Anche senza rinunciare al pane la glicemia resta bassa con 30 grammi di questo spuntino proteico

Non è semplice bilanciare gli alimenti in modo da evitare dei picchi glicemici. Chi tende ad avere alti livelli di glucosio nel sangue deve sempre valutare con cura quali cibi introdurre nella dieta quotidiana. E soprattutto deve fare attenzione alla quantità di carboidrati che assume durante i pasti principali e gli eventuali spuntini. Abbiamo già risposto ai Lettori che chiedevano quanti grammi di pane al giorno si possono mangiare con glicemia alta e diabete. Ma oltre alla grammatura è fondamentale conoscere il carico glicemico dei cibi che si consumano con maggiore frequenza. Ciò perché non tutti i carboidrati hanno il medesimo impatto sulla glicemia. Vi sono, infatti, alcuni prodotti alimentari che provocano un più rapido innalzamento della curva glicemica.

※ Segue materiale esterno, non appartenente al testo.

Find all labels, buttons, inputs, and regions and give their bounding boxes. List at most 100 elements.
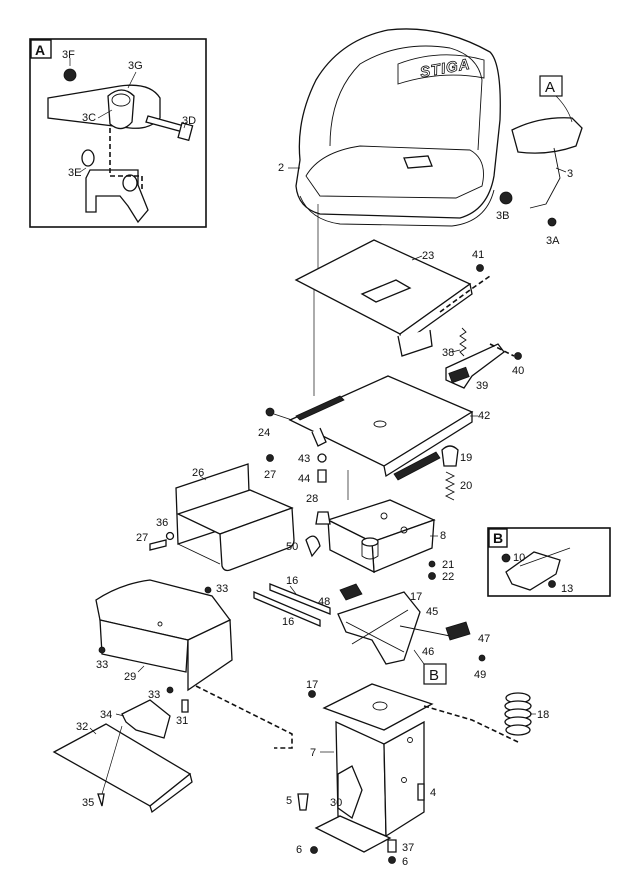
box-cover-front (219, 507, 295, 572)
bolt-4 (417, 783, 425, 801)
housing-cylinder-body (361, 542, 379, 560)
bolt-24 (265, 407, 275, 417)
callout-a-text: A (545, 79, 555, 96)
label-3: 3 (567, 168, 573, 180)
column-top-hole (372, 701, 388, 711)
leader-29 (137, 665, 145, 673)
housing-hole-1 (380, 512, 388, 520)
label-6-left: 6 (296, 844, 302, 856)
slide-plate-tab (311, 427, 327, 447)
label-27-top: 27 (264, 469, 276, 481)
screw-33-top (204, 586, 212, 594)
spring-coil-5 (505, 724, 531, 736)
label-6-right: 6 (402, 856, 408, 868)
rod-16-upper (269, 583, 331, 615)
slide-plate-rail-left (295, 395, 345, 421)
rear-cover-hole (157, 621, 163, 627)
label-19: 19 (460, 452, 472, 464)
dash-cover-base (195, 685, 293, 749)
inset-b-tag-box (488, 528, 508, 548)
armrest-screw-3b (499, 191, 513, 205)
inset-a-spacer-left (81, 149, 95, 167)
label-46: 46 (422, 646, 434, 658)
screw-27-top (266, 454, 274, 462)
washer-43 (317, 453, 327, 463)
label-8: 8 (440, 530, 446, 542)
rod-16-lower (253, 591, 321, 627)
label-3a: 3A (546, 235, 560, 247)
label-50: 50 (286, 541, 298, 553)
slide-plate-hole (373, 420, 387, 428)
column-side-hole-1 (407, 737, 413, 743)
label-2: 2 (278, 162, 284, 174)
screw-33-left (98, 646, 106, 654)
seat: STIGA (295, 28, 501, 227)
leader-32 (89, 727, 97, 735)
inset-b-tag: B (493, 530, 503, 546)
callout-b-text: B (429, 667, 439, 684)
label-33-bottom: 33 (148, 689, 160, 701)
spring-38 (459, 327, 467, 357)
screw-49 (478, 654, 486, 662)
bolt-41 (476, 264, 484, 272)
slide-plate (288, 375, 474, 481)
armrest-arm (529, 147, 561, 209)
leader-34 (115, 713, 125, 717)
label-44: 44 (298, 473, 310, 485)
leader-38 (451, 349, 461, 353)
bolt-24-shank (273, 413, 293, 421)
clip-28 (315, 511, 331, 525)
armrest-screw-3a (547, 217, 557, 227)
screw-5 (297, 793, 309, 811)
handle-47 (445, 621, 471, 641)
guide-line-34-35 (101, 725, 123, 795)
inset-b-screw-10 (501, 553, 511, 563)
label-30: 30 (330, 797, 342, 809)
label-21: 21 (442, 559, 454, 571)
handle-48 (339, 583, 363, 601)
column-side-hole-2 (401, 777, 407, 783)
label-18: 18 (537, 709, 549, 721)
seat-shell (295, 28, 501, 219)
inset-a-label-3c: 3C (82, 112, 96, 124)
base-plate-32-flange (149, 772, 193, 814)
label-38: 38 (442, 347, 454, 359)
label-36: 36 (156, 517, 168, 529)
lever-39-grip (448, 366, 470, 384)
callout-b-box (423, 663, 447, 685)
housing-cylinder (361, 537, 379, 547)
knob-19 (441, 445, 459, 467)
label-27-bottom: 27 (136, 532, 148, 544)
label-45: 45 (426, 606, 438, 618)
screw-27-bottom (149, 539, 167, 551)
armrest (499, 117, 583, 227)
seat-bottom-edge (299, 189, 495, 227)
label-33-top: 33 (216, 583, 228, 595)
label-31: 31 (176, 715, 188, 727)
screw-33-bottom (166, 686, 174, 694)
mechanism-housing (326, 499, 436, 574)
scissor-mechanism (337, 583, 471, 665)
seat-cushion (305, 145, 484, 199)
label-34: 34 (100, 709, 112, 721)
inset-a-label-3g: 3G (128, 60, 143, 72)
washer-36 (165, 531, 175, 541)
slide-plate-rail-right (393, 451, 441, 481)
inset-b-screw-13 (548, 580, 556, 588)
inset-a-knob (107, 89, 135, 130)
seat-plate-slot (360, 279, 412, 303)
leader-23 (411, 255, 423, 261)
column-front-cutout (337, 765, 363, 820)
rear-cover-front (99, 619, 189, 673)
dash-column-spring (423, 705, 519, 743)
label-42: 42 (478, 410, 490, 422)
inset-b-label-13: 13 (561, 583, 573, 595)
spring-20 (444, 471, 456, 501)
seat-plate-flap (397, 329, 433, 357)
inset-a-leader-3e (79, 167, 87, 173)
leader-3 (555, 167, 567, 173)
column-top-plate (322, 683, 434, 731)
dash-lever-screw (489, 343, 515, 357)
inset-b-bracket (505, 551, 561, 591)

E sono questi i 3 tipi di pane con meno carboidrati e il più basso indice glicemico per chi soffre di colesterolo cattivo e diabete. Del resto è proprio il tipo di farina che si utilizza durante la panificazione a determinare la maggiore o minore concentrazione di zuccheri.

Pur tuttavia, anche senza rinunciare al pane la glicemia resta bassa con 30 grammi di questo spuntino proteico. Un regime alimentare equilibrato prevede anche l’assunzione di grassi e proteine, oltre ai carboidrati. Chi non ama la carne, bianca o rossa che sia, potrebbe affiancarne l’eventuale consumo a quello delle proteine vegetali. In base alle caratteristiche nutritive si tenga conto inoltre che fra i legumi con indice glicemico basso è questo il più efficace contro diabete e colesterolo LDL.

Anche senza rinunciare al pane la glicemia resta bassa con 30 grammi di questo spuntino proteico

Sono diverse le strategie e gli accorgimenti che consentono di scongiurare il rischio di picchi glicemici. Fra le diverse fonti di carboidrati e proteine vi sono quelle che presentano un indice glicemico più modesto. Inoltre, un recente studio ha dimostrato che è possibile contrastare la risposta glicemica di alcuni alimenti. In particolare ha indagato sulla possibilità di attenuare l’entità dell’innalzamento glicemico con l’assunzione di un cibo iperlipidico e ipercalorico.

I ricercatori hanno integrato la consueta colazione dei soggetti coinvolti nello studio con 2 cucchiai di burro di arachidi. Pertanto, hanno aggiunto 30 grammi di burro a 250 ml di succo di mela e a 2 fette di pane bianco. I risultati della ricerca hanno rilevato livelli più bassi di glicemia nei soggetti che hanno consumato anche i 2 cucchiai di burro di arachidi. Da ciò si deduce che l’introduzione della crema di arachidi potrebbe essere un utile sistema per evitare aumenti della glicemia.